It is only natural that the American government and the American people have focused on getting coronavirus vaccines to as many of its people as possible, with the most vulnerable first in line. But as the pace of domestic vaccination accelerates, two facts are worth bearing in mind.
One is that the pandemic will not be vanquished anywhere until it is vanquished everywhere. Several known coronavirus variants are making their way around the world, and public health researchers know more will evolve so long as the virus continues to spread, potentially challenging the efficacy of existing vaccines. South Africa, for example, halted use of the Oxford-AstraZeneca vaccine when it showed “disappointing” results against a new, more contagious variant of the virus that has made landfall in the United States.
The second fact is that while more than 45 million Americans, nearly 14% of the U.S. population, have received at least one dose of vaccine, and most high-income countries have launched their own vaccination programs, the Think Global Health project of the Council on Foreign Relations estimates that only 7% of low-income countries had vaccinated anyone at all as of Feb. 18.
That is a yawning gap. Dr. Tedros Adhanom Ghebreyesus, the director general of the World Health Organization, has correctly described it as “another brick in the wall of inequality between the world’s haves and have-nots.”
The good news is that the gap is finally being addressed. Last week, a cargo plane landed in Ghana with 600,000 doses of vaccine developed in Britain and manufactured in India, the start of a program to deliver at least 1.3 billion shots to 92 low- and middle-income countries this year through COVAX, an international effort backed by the World Health Organization.

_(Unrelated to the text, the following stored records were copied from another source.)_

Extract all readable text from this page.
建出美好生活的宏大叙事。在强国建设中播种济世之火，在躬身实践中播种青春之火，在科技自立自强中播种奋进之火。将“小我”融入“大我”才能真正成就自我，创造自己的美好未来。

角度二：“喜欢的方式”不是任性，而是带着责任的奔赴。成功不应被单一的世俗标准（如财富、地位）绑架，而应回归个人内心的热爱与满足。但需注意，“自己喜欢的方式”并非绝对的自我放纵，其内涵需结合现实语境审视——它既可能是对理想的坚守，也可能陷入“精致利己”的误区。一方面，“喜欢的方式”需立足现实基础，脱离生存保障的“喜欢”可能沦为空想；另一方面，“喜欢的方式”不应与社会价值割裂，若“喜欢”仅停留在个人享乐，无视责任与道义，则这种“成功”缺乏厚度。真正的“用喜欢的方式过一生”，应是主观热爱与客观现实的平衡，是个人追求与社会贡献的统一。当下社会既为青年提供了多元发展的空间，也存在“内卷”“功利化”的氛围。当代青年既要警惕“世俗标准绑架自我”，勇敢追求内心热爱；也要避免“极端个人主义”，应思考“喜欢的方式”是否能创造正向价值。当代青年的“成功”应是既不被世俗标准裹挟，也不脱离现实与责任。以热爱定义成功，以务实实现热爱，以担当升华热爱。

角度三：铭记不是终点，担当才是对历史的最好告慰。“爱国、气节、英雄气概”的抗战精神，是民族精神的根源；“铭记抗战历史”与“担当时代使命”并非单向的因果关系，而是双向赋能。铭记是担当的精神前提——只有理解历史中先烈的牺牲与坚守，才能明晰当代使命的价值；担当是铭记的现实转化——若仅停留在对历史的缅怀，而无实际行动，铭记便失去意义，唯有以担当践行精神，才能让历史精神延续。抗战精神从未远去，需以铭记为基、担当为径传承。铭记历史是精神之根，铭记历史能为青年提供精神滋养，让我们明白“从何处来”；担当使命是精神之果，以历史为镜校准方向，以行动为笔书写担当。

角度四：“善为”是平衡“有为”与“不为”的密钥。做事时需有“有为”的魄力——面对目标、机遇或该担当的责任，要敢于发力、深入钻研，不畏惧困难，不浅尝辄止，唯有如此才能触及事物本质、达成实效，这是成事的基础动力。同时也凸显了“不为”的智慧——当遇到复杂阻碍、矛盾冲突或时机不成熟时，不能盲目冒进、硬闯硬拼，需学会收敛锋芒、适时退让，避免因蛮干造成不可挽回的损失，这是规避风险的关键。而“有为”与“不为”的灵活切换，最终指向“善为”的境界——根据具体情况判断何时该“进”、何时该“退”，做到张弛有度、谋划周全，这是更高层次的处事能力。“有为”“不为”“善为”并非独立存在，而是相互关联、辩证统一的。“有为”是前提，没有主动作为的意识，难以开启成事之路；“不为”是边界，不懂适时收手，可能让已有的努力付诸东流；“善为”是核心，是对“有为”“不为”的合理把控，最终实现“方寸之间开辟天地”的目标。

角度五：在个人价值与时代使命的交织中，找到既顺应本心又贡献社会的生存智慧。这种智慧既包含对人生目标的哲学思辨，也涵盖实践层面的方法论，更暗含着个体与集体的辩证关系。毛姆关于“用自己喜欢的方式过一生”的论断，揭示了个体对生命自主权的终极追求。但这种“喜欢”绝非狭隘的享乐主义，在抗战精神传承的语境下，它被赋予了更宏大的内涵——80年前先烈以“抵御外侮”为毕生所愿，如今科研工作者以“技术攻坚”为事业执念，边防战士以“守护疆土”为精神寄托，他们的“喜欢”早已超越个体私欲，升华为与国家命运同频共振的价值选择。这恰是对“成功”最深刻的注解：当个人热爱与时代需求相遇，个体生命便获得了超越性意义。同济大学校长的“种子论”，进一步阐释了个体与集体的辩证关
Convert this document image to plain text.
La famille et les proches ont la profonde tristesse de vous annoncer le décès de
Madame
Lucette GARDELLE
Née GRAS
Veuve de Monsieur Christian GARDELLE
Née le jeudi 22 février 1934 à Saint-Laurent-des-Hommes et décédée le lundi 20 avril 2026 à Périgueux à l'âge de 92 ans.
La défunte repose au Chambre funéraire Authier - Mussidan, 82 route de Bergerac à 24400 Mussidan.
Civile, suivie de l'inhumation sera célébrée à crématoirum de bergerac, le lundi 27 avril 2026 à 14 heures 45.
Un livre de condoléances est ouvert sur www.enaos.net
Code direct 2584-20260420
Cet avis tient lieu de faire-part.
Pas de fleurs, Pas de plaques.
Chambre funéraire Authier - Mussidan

The effort has had a rocky start. Under the Trump administration, the United States pulled out of the WHO altogether, and along with other wealthy nations it grabbed what vaccine it could for itself. But the Biden administration has moved quickly to rejoin the WHO and has pledged $4 billion to the global vaccination drive. President Emmanuel Macron of France has further suggested that instead of money, wealthy countries should donate vaccine doses to African governments, sparing COVAX the need to compete for existing supplies.
All this is just a start. The 600,000 doses that arrived in Ghana are barely enough to inoculate 1% of its population, and COVAX will need a lot more money and help.
While conquering the virus is the obvious and primary reason for the United States to pitch in, there is also this: It is very much in America’s national interest not to cede a critical “soft power” advantage to autocratic rivals like Russia or China.
Poor countries will remember who came to their assistance, and when. Moscow and Beijing saw an opportunity early on, sending masks and protective gear to hard-hit countries last spring. Now, with low- and middle-income countries clamoring for vaccines, countries from Serbia and Algeria to Brazil and Egypt are getting doses from China and Russia. Serbia, in fact, is ahead of most countries in the European Union in the percentage of its population that has been vaccinated, in part because it’s one of the few countries where both Russian and Chinese vaccines are already available.
China has made sharing its homegrown vaccines a centerpiece of its “Belt and Road Initiative,” a global strategy to invest in more than 70 countries and international organizations. Beijing’s vaccine diplomacy has had its glitches, most notably the lack of verified information about the efficacy of its vaccines, but for many poor countries, China’s vaccines are far better than nothing. Recently, for example, China announced it would donate 300,000 doses to Egypt.
Russia claims it has orders for its Sputnik V vaccine from about 20 countries — including America’s southern neighbor, Mexico, which has contracted to receive 7.4 million doses between February and April. After a bout of COVID-19 in late January, President Andrés Manuel López Obrador of Mexico reported that he had received a warm phone call from President Vladimir Putin of Russia and that he had invited Putin to visit Mexico. At about the same time, the president and vice president of Argentina, Alberto Fernández and Cristina Fernández de Kirchner, both received their first jabs of Sputnik V.
India, among the world’s largest producers of generic medicines, has also moved to develop its own vaccines and to ship them abroad, in part as a counter to China’s outreach. Though India has a population of more than 1.3 billion, it has already sent 3.2 million free doses to neighboring countries and has contracted with a host of governments around the world to supply vaccines. One reason India can do this is that it’s producing more vaccines than it can currently distribute domestically. The UAE, which is vaccinating its residents faster than any country except Israel, has also begun donating Chinese-made Sinopharm to countries where it has strategic or commercial interests.
Vaccine diplomacy has drawbacks. Ghebreyesus of the WHO has complained that too many countries and vaccine manufacturers are focused on making bilateral or selective deals, which pushes the poorest countries to the side. That is the advantage of the WHO’s COVAX initiative, and the Biden administration has made a good start in supporting it.
President Joe Biden has assured Americans that most will be vaccinated by the end of summer. He should also assure them that it is very much in their interest, for reasons of morality, common sense and national interest, to be at the forefront of the global war against that vicious little spiked blob.